This headline is denoted by the tag "< h2 >" snd the class "story-heading". With further examination with more command+F searches through the soup output, we confirm that "story-heading" is used to denote the headline for all of the stories on the homepage. 

In [None]:
 soup2 = soup.findAll('h2', {'class':'story-heading'})
 print(soup2)

Now we just need to scrape away the html tags to get the text that we want. Since not every line in soup2 has text at all, we first need to check for empty lines before getting the text element.

In [None]:
lines = []
for line in soup2:
    if line:
        lines.append(line.text)
        print(line.text)

In [None]:
print(lines)


How many headlines did we scrape? Does this number seem reasonable? Let's do some visual inspection of the data that we scraped.

In [None]:
print(len(lines))

Now that we've confirmed that our data looks like headlines, let's strip away all the \n, trailing or leading whitespace and other characters that we don't want. We will do this using the string.strip() method.

In [None]:
headlines = []
for line in lines:
    line = line.strip()
    headlines.append(line)
print(headlines)

Hmmmm...what seems to be going on here? The newline characters are still there! This is because they're in the middle of the strings and we only stripped whitespace characters from the ends of the line. Since it seems like certain headlines are copied before and after a series of \n's, lets string.split() the lines, remove the trailing and leading whitespaces from the first element of the split string array, and use this processed string as our headline.

In [None]:
for line_index in range(0, len(headlines)):
    first_elem = headlines[line_index].split('\n')[0]
    first_elem = first_elem.strip()
  #  print(first_elem)
    headlines[line_index] = first_elem
print(headlines)
   # print(headlines[line_index].split('\n')[0])

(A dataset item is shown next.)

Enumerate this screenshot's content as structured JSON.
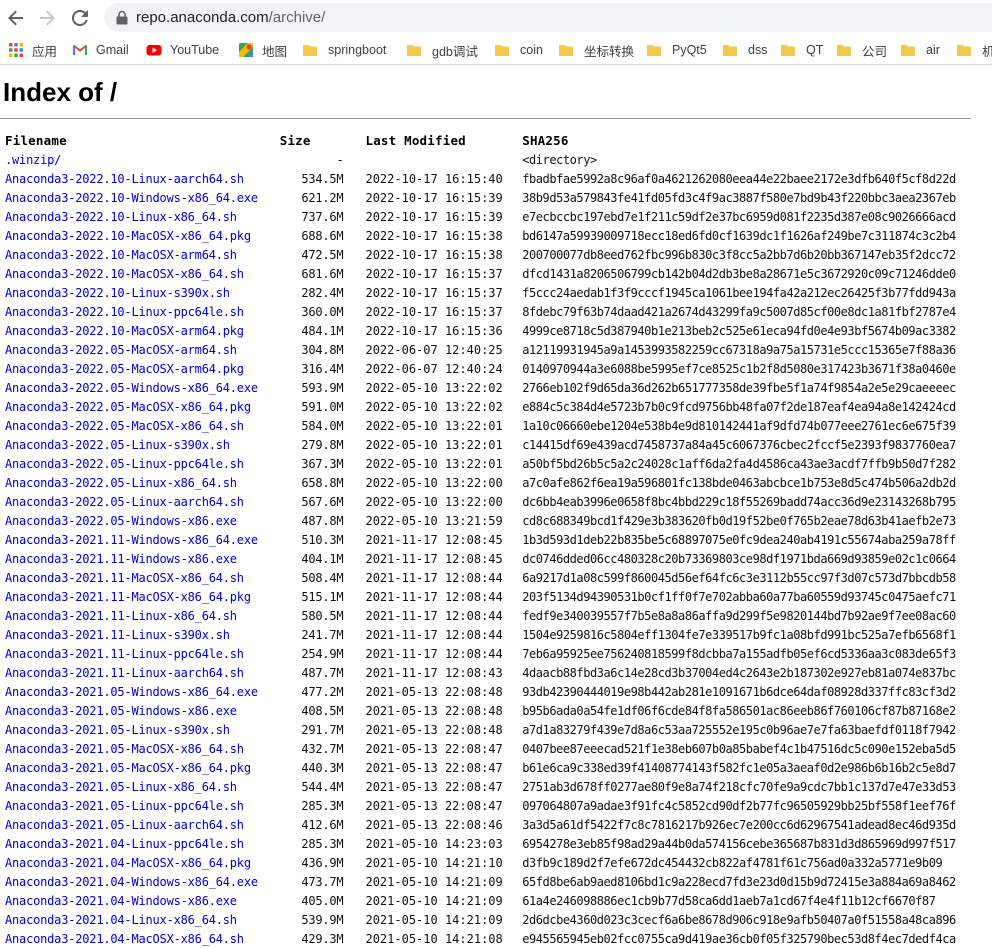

Now let's store the data in a useful way. How about a dataframe? 

In [None]:
import pandas as pd
df = pd.DataFrame(headlines)
print(df)

That was simple, right? We can easily write this data to a CSV from pandas also.

In [None]:
df.to_csv('headlines.csv')
#make sure that it's there...
#you can always use "!" as an escape character to use terminal commands in ipython notebooks
!ls
!head headlines.csv

Now let's crawl (but not really crawling)! Let's try to store some text from Reuters articles. This has debatable legality so do this at your own risk!

In [None]:
reuters_url = 'http://www.reuters.com/'
crawl_soup = BeautifulSoup(urlopen(reuters_url).read(), 'html.parser')
print(crawl_soup)

Similarly to the NYT, Reuters stories are mostly identified using the "story-title" class, but we want the url's this time! The url is stored next to the story-title. The href= URL will be stored as a property once we find the story-title classes.

In [None]:
crawl_soup1 = crawl_soup.findAll(True, {'class':'story-title'})
#print(crawl_soup1)

#now get the href, note that it always starts with <a href="....
#remember that lines can be null

r_headlines = []
#hacky way when soup tags don't work
#use escape character "\" to split
for line in crawl_soup1:
    if len(line)>1:
       for i in str(line).split("\""):
            if 'article' in i:
                #print(i)
                r_headlines.append(i)
                
print(r_headlines)